Wohlfahrt wuchs bei seiner Mutter in der DDR auf. Durch den Vater besaß er die österreichische Staatsbürgerschaft und konnte so auch nach dem Bau der Mauer jederzeit die Grenze passieren. Als die Mauer gebaut wurde, lebte er bereits bei der Schwester seiner Mutter, Annemarie Klein, die als Oberstudienrätin in West-Berlin wohnte, um ab 1961 an der TU Chemie studieren zu können.

Er fühlte sich einfach der Menschlichkeit verpflichtet: Fluchthelfer Dieter Wohlfahrt – Foto: Archiv LyrAg
An jenem schwarzen Sonntag, dem 13. August 1961, urlaubte der Student mit einem Freund in Spanien. Für ihn stand der Abbruch der Urlaubsidylle ohne Wenn und Aber fest, als er über die Medien vom Bau der Mauer erfuhr. Wohlfahrt stieg sofort in die aktive Fluchthilfe ein, zunächst über die Kanalisation. Als dies durch zusätzliche Maßnahmen der DDR unmöglich wurde, schnitt er an geeigneten Orten der Zonengrenze, also am Rand von Berlin, den dortige Stacheldraht auf, um Menschen in die Freiheit zu verhelfen.
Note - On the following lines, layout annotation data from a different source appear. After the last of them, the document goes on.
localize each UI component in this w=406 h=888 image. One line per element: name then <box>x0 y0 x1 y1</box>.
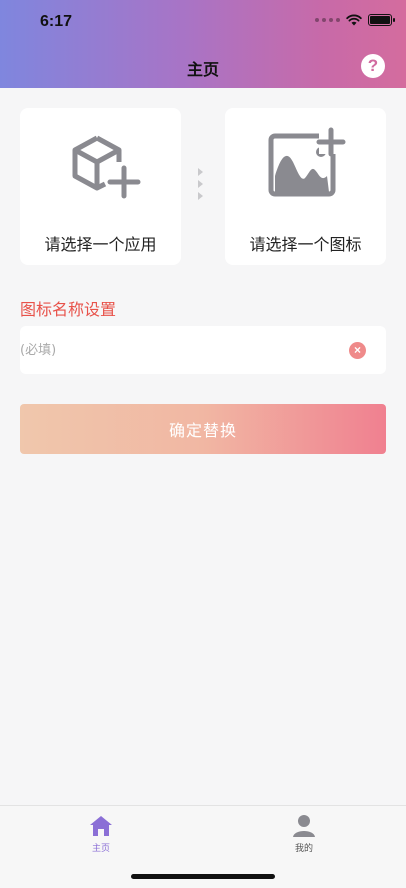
question-circle-icon[interactable]: ? <box>361 54 385 78</box>
tab-home-label: 主页 <box>91 844 110 854</box>
battery-icon <box>368 14 395 26</box>
box-plus-icon <box>20 126 181 206</box>
home-icon <box>90 816 112 836</box>
select-app-label: 请选择一个应用 <box>44 235 157 254</box>
icon-name-field-container: × <box>20 326 386 374</box>
flow-arrows-icon <box>198 168 203 200</box>
status-time: 6:17 <box>40 13 73 30</box>
confirm-replace-button[interactable]: 确定替换 <box>20 404 386 454</box>
select-icon-label: 请选择一个图标 <box>249 235 362 254</box>
icon-name-section-title: 图标名称设置 <box>20 300 117 319</box>
image-plus-icon <box>225 126 386 206</box>
status-icons <box>315 14 395 26</box>
clear-icon[interactable]: × <box>349 342 366 359</box>
tab-mine[interactable]: 我的 <box>274 814 334 854</box>
signal-icon <box>315 18 340 22</box>
select-icon-card[interactable]: 请选择一个图标 <box>225 108 386 265</box>
select-app-card[interactable]: 请选择一个应用 <box>20 108 181 265</box>
tab-mine-label: 我的 <box>294 844 313 854</box>
page-title: 主页 <box>186 60 219 79</box>
icon-name-input[interactable] <box>20 326 340 374</box>
wifi-icon <box>346 14 362 26</box>
tab-home[interactable]: 主页 <box>71 814 131 854</box>
user-icon <box>293 815 315 837</box>
header-bar: 6:17 主页 ? <box>0 0 406 88</box>
home-indicator <box>131 874 275 879</box>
Am Abend des 9. Dezember versprach er seiner besorgten Tante, er würde bald wieder zurück sein und es wäre seine letzte Aktion. In Staaken in der Bergstraße angekommen, war die Situation am Fluchtpunkt vergleichsweise übersichtlich. Eine Nylonschnur markierte den tatsächlichen im Rechteck verlaufenen Grenzverlauf, während der Stacheldraht aus wahrscheinlich rationellen Gründen einige Meter dahinter in schräger Linie zur tatsächliche Grenze gezogen worden war.
Nachdem der mutige Student ein vereinbartes Zeichen wahrgenommen hatte, robbte er sich unter der Nylonschnur an den Stacheldraht heran, um diesen aufzuschneiden. Im Hinterhalt liegende Grenzposten eröffneten das Feuer. Wohlfahrt brach zusammen und blieb am Stacheldraht liegen. Aber er lebte.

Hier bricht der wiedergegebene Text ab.